What ensues is narrative chaos of almost unfathomable proportions, involving—as far as one can make out—child abuse, hidden skeletons, symbols that are for some reason in Braille, reincarnation and that old standby revenge, to list only a few of the elements. Periodically the spooky black-and-white footage from the VHS tape of the original “Ring” movies is revisited, with additions; unfortunately, its strobe-lighty effects have lost much of their punch, and the new material—shots of floods, burning flesh, swarms of insects and snakes, among other things—doesn’t raise any goose bumps. An attempt at a closing twist is designed to push the concept fully into the digital age, but while it paves the way for a sequel that will probably never come, it pretty much makes mush of the resolution that’s preceded it.

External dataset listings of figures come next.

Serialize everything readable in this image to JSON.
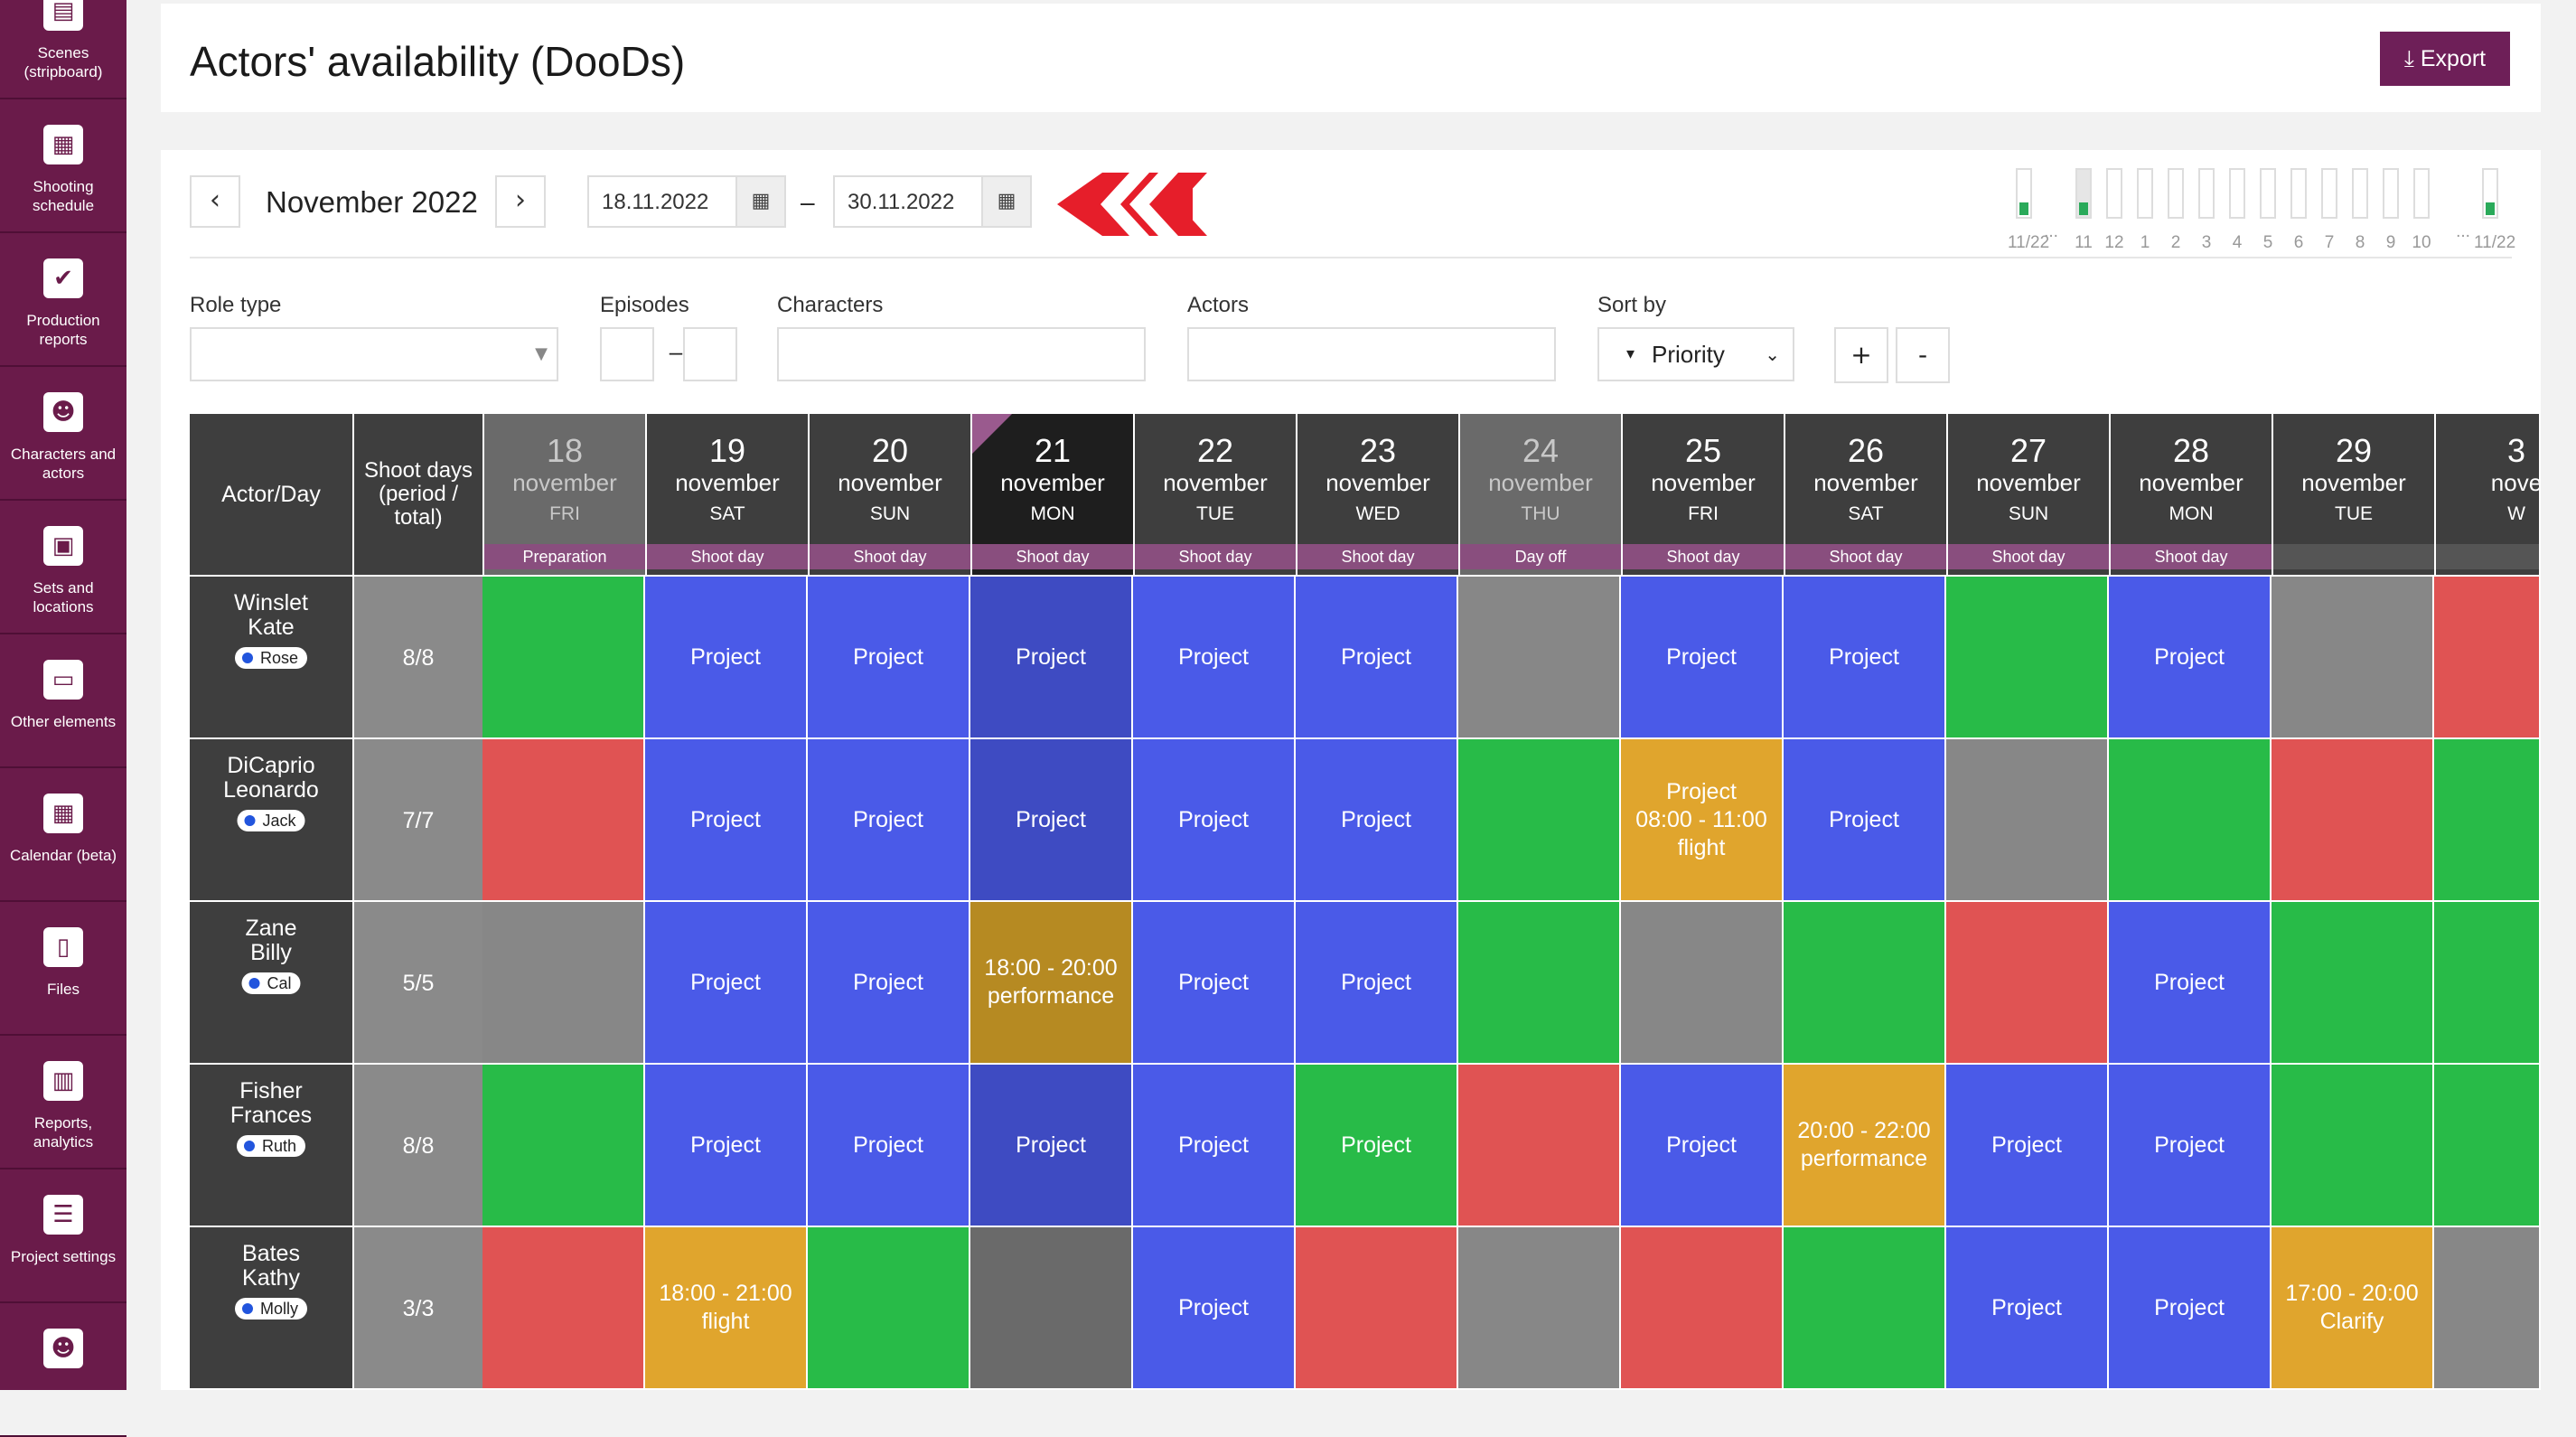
{
  "sidebar": {
    "items": [
      {
        "label": "Scenes\n(stripboard)",
        "icon": "clapper-icon"
      },
      {
        "label": "Shooting schedule",
        "icon": "calendar-icon"
      },
      {
        "label": "Production reports",
        "icon": "check-icon"
      },
      {
        "label": "Characters and actors",
        "icon": "people-icon"
      },
      {
        "label": "Sets and locations",
        "icon": "image-icon"
      },
      {
        "label": "Other elements",
        "icon": "box-icon"
      },
      {
        "label": "Calendar (beta)",
        "icon": "calendar-icon"
      },
      {
        "label": "Files",
        "icon": "file-icon"
      },
      {
        "label": "Reports, analytics",
        "icon": "chart-icon"
      },
      {
        "label": "Project settings",
        "icon": "sliders-icon"
      },
      {
        "label": "",
        "icon": "people-icon"
      }
    ]
  },
  "header": {
    "title": "Actors' availability (DooDs)",
    "export_label": "Export"
  },
  "toolbar": {
    "prev": "‹",
    "next": "›",
    "month": "November 2022",
    "date_from": "18.11.2022",
    "date_to": "30.11.2022",
    "dash": "–"
  },
  "mini_calendar": {
    "labels": [
      "11/22",
      "11",
      "12",
      "1",
      "2",
      "3",
      "4",
      "5",
      "6",
      "7",
      "8",
      "9",
      "10",
      "11/22"
    ],
    "ellipsis": "...",
    "filled": [
      true,
      true,
      false,
      false,
      false,
      false,
      false,
      false,
      false,
      false,
      false,
      false,
      false,
      true
    ],
    "selected_index": 1
  },
  "filters": {
    "role_type": "Role type",
    "episodes": "Episodes",
    "characters": "Characters",
    "actors": "Actors",
    "sort_by": "Sort by",
    "sort_value": "Priority",
    "episodes_dash": "–",
    "plus": "+",
    "minus": "-"
  },
  "colors": {
    "project": "#4a5ae8",
    "project_dark": "#3e4bc2",
    "green": "#28bb48",
    "red": "#e05353",
    "gray": "#878787",
    "orange": "#e0a52d",
    "orange_dark": "#b68a22",
    "accent": "#6e1f58"
  },
  "grid": {
    "actor_day_label": "Actor/Day",
    "shoot_days_label": "Shoot days\n(period /\ntotal)",
    "days": [
      {
        "num": "18",
        "month": "november",
        "weekday": "FRI",
        "type": "Preparation",
        "state": "gray"
      },
      {
        "num": "19",
        "month": "november",
        "weekday": "SAT",
        "type": "Shoot day",
        "state": "normal"
      },
      {
        "num": "20",
        "month": "november",
        "weekday": "SUN",
        "type": "Shoot day",
        "state": "normal"
      },
      {
        "num": "21",
        "month": "november",
        "weekday": "MON",
        "type": "Shoot day",
        "state": "today"
      },
      {
        "num": "22",
        "month": "november",
        "weekday": "TUE",
        "type": "Shoot day",
        "state": "normal"
      },
      {
        "num": "23",
        "month": "november",
        "weekday": "WED",
        "type": "Shoot day",
        "state": "normal"
      },
      {
        "num": "24",
        "month": "november",
        "weekday": "THU",
        "type": "Day off",
        "state": "gray"
      },
      {
        "num": "25",
        "month": "november",
        "weekday": "FRI",
        "type": "Shoot day",
        "state": "normal"
      },
      {
        "num": "26",
        "month": "november",
        "weekday": "SAT",
        "type": "Shoot day",
        "state": "normal"
      },
      {
        "num": "27",
        "month": "november",
        "weekday": "SUN",
        "type": "Shoot day",
        "state": "normal"
      },
      {
        "num": "28",
        "month": "november",
        "weekday": "MON",
        "type": "Shoot day",
        "state": "normal"
      },
      {
        "num": "29",
        "month": "november",
        "weekday": "TUE",
        "type": "",
        "state": "normal"
      },
      {
        "num": "3",
        "month": "nove",
        "weekday": "W",
        "type": "",
        "state": "normal"
      }
    ],
    "actors": [
      {
        "name": "Winslet\nKate",
        "role": "Rose",
        "shoot_days": "8/8",
        "cells": [
          [
            "green",
            ""
          ],
          [
            "project",
            "Project"
          ],
          [
            "project",
            "Project"
          ],
          [
            "project_dark",
            "Project"
          ],
          [
            "project",
            "Project"
          ],
          [
            "project",
            "Project"
          ],
          [
            "gray",
            ""
          ],
          [
            "project",
            "Project"
          ],
          [
            "project",
            "Project"
          ],
          [
            "green",
            ""
          ],
          [
            "project",
            "Project"
          ],
          [
            "gray",
            ""
          ],
          [
            "red",
            ""
          ]
        ]
      },
      {
        "name": "DiCaprio\nLeonardo",
        "role": "Jack",
        "shoot_days": "7/7",
        "cells": [
          [
            "red",
            ""
          ],
          [
            "project",
            "Project"
          ],
          [
            "project",
            "Project"
          ],
          [
            "project_dark",
            "Project"
          ],
          [
            "project",
            "Project"
          ],
          [
            "project",
            "Project"
          ],
          [
            "green",
            ""
          ],
          [
            "orange",
            "Project\n08:00 - 11:00\nflight"
          ],
          [
            "project",
            "Project"
          ],
          [
            "gray",
            ""
          ],
          [
            "green",
            ""
          ],
          [
            "red",
            ""
          ],
          [
            "green",
            ""
          ]
        ]
      },
      {
        "name": "Zane\nBilly",
        "role": "Cal",
        "shoot_days": "5/5",
        "cells": [
          [
            "gray",
            ""
          ],
          [
            "project",
            "Project"
          ],
          [
            "project",
            "Project"
          ],
          [
            "orange_dark",
            "18:00 - 20:00\nperformance"
          ],
          [
            "project",
            "Project"
          ],
          [
            "project",
            "Project"
          ],
          [
            "green",
            ""
          ],
          [
            "gray",
            ""
          ],
          [
            "green",
            ""
          ],
          [
            "red",
            ""
          ],
          [
            "project",
            "Project"
          ],
          [
            "green",
            ""
          ],
          [
            "green",
            ""
          ]
        ]
      },
      {
        "name": "Fisher\nFrances",
        "role": "Ruth",
        "shoot_days": "8/8",
        "cells": [
          [
            "green",
            ""
          ],
          [
            "project",
            "Project"
          ],
          [
            "project",
            "Project"
          ],
          [
            "project_dark",
            "Project"
          ],
          [
            "project",
            "Project"
          ],
          [
            "green",
            "Project"
          ],
          [
            "red",
            ""
          ],
          [
            "project",
            "Project"
          ],
          [
            "orange",
            "20:00 - 22:00\nperformance"
          ],
          [
            "project",
            "Project"
          ],
          [
            "project",
            "Project"
          ],
          [
            "green",
            ""
          ],
          [
            "green",
            ""
          ]
        ]
      },
      {
        "name": "Bates\nKathy",
        "role": "Molly",
        "shoot_days": "3/3",
        "cells": [
          [
            "red",
            ""
          ],
          [
            "orange",
            "18:00 - 21:00\nflight"
          ],
          [
            "green",
            ""
          ],
          [
            "gray_dark",
            ""
          ],
          [
            "project",
            "Project"
          ],
          [
            "red",
            ""
          ],
          [
            "gray",
            ""
          ],
          [
            "red",
            ""
          ],
          [
            "green",
            ""
          ],
          [
            "project",
            "Project"
          ],
          [
            "project",
            "Project"
          ],
          [
            "orange",
            "17:00 - 20:00\nClarify"
          ],
          [
            "gray",
            ""
          ]
        ]
      }
    ]
  }
}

Gutierrez probably never had a shot at generating any suspense or shocks from this grab-bag of inane horror tropes, but he, cinematographer Sharone Meir and editors Steve Mirkovich and Jeremiah O’Driscoll don’t even seem to have tried, adopting a lethargic, sleep-inducing pace accentuated by painfully murky visuals. Even Matthew Margeson’s score sounds undernourished. Predictably, the acting suffers from the same defects. Except for D’Onofrio, who chews whatever scenery is on hand with relish, the actors appear to be tired—or perhaps are merely suffering from the same fog of confusion the movie induces in the audience.

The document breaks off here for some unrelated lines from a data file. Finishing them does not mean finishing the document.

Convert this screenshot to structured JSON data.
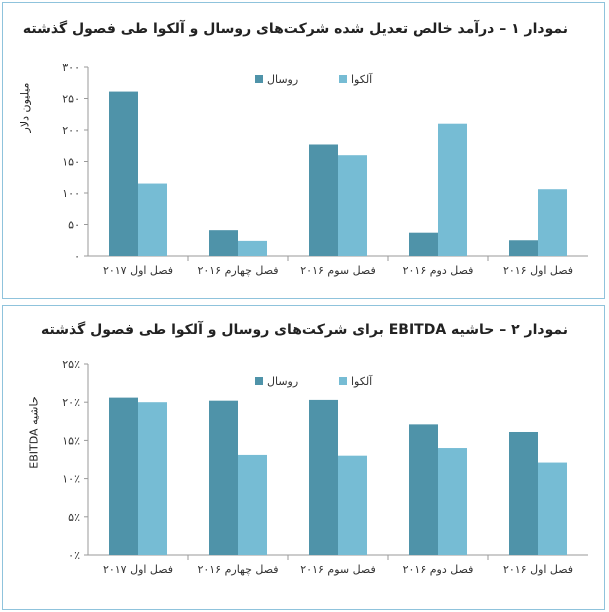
{
  "chart_data": [
    {
      "type": "bar",
      "title": "نمودار ۱ – درآمد خالص تعدیل شده شرکت‌های روسال و آلکوا طی فصول گذشته",
      "ylabel": "میلیون دلار",
      "categories": [
        "فصل اول ۲۰۱۷",
        "فصل چهارم ۲۰۱۶",
        "فصل سوم ۲۰۱۶",
        "فصل دوم ۲۰۱۶",
        "فصل اول ۲۰۱۶"
      ],
      "series": [
        {
          "name": "روسال",
          "color": "#4f93a9",
          "values": [
            261,
            41,
            177,
            37,
            25
          ]
        },
        {
          "name": "آلکوا",
          "color": "#76bcd4",
          "values": [
            115,
            24,
            160,
            210,
            106
          ]
        }
      ],
      "ylim": [
        0,
        300
      ],
      "yticks": [
        0,
        50,
        100,
        150,
        200,
        250,
        300
      ],
      "ytick_labels": [
        "۰",
        "۵۰",
        "۱۰۰",
        "۱۵۰",
        "۲۰۰",
        "۲۵۰",
        "۳۰۰"
      ],
      "legend": "top",
      "grid": false
    },
    {
      "type": "bar",
      "title": "نمودار ۲ – حاشیه EBITDA برای شرکت‌های روسال و آلکوا طی فصول گذشته",
      "ylabel": "حاشیه EBITDA",
      "categories": [
        "فصل اول ۲۰۱۷",
        "فصل چهارم ۲۰۱۶",
        "فصل سوم ۲۰۱۶",
        "فصل دوم ۲۰۱۶",
        "فصل اول ۲۰۱۶"
      ],
      "series": [
        {
          "name": "روسال",
          "color": "#4f93a9",
          "values": [
            20.6,
            20.2,
            20.3,
            17.1,
            16.1
          ]
        },
        {
          "name": "آلکوا",
          "color": "#76bcd4",
          "values": [
            20.0,
            13.1,
            13.0,
            14.0,
            12.1
          ]
        }
      ],
      "ylim": [
        0,
        25
      ],
      "yticks": [
        0,
        5,
        10,
        15,
        20,
        25
      ],
      "ytick_labels": [
        "۰٪",
        "۵٪",
        "۱۰٪",
        "۱۵٪",
        "۲۰٪",
        "۲۵٪"
      ],
      "legend": "top",
      "grid": false
    }
  ]
}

It’s customary to say of a horror movie that had it been done up with more imagination, it might have worked. In this case, however, the very notion of resurrecting “The Ring” was so wrong-headed, given the fact that time has so definitively passed the premise by, that it’s difficult to imagine it could ever have resulted in something even passable. It’s hard to understand what prompted Paramount to back such a foolhardy venture; it can only speak to the studio’s desperation after so many of its big-budget ventures have tanked and its last el cheapo horror franchise, the lucrative “Paranormal Activity” series, stumbled to a dead end. Whatever the cause, this redoubled “Ring” is no better than one you might find in a Cracker Jack box.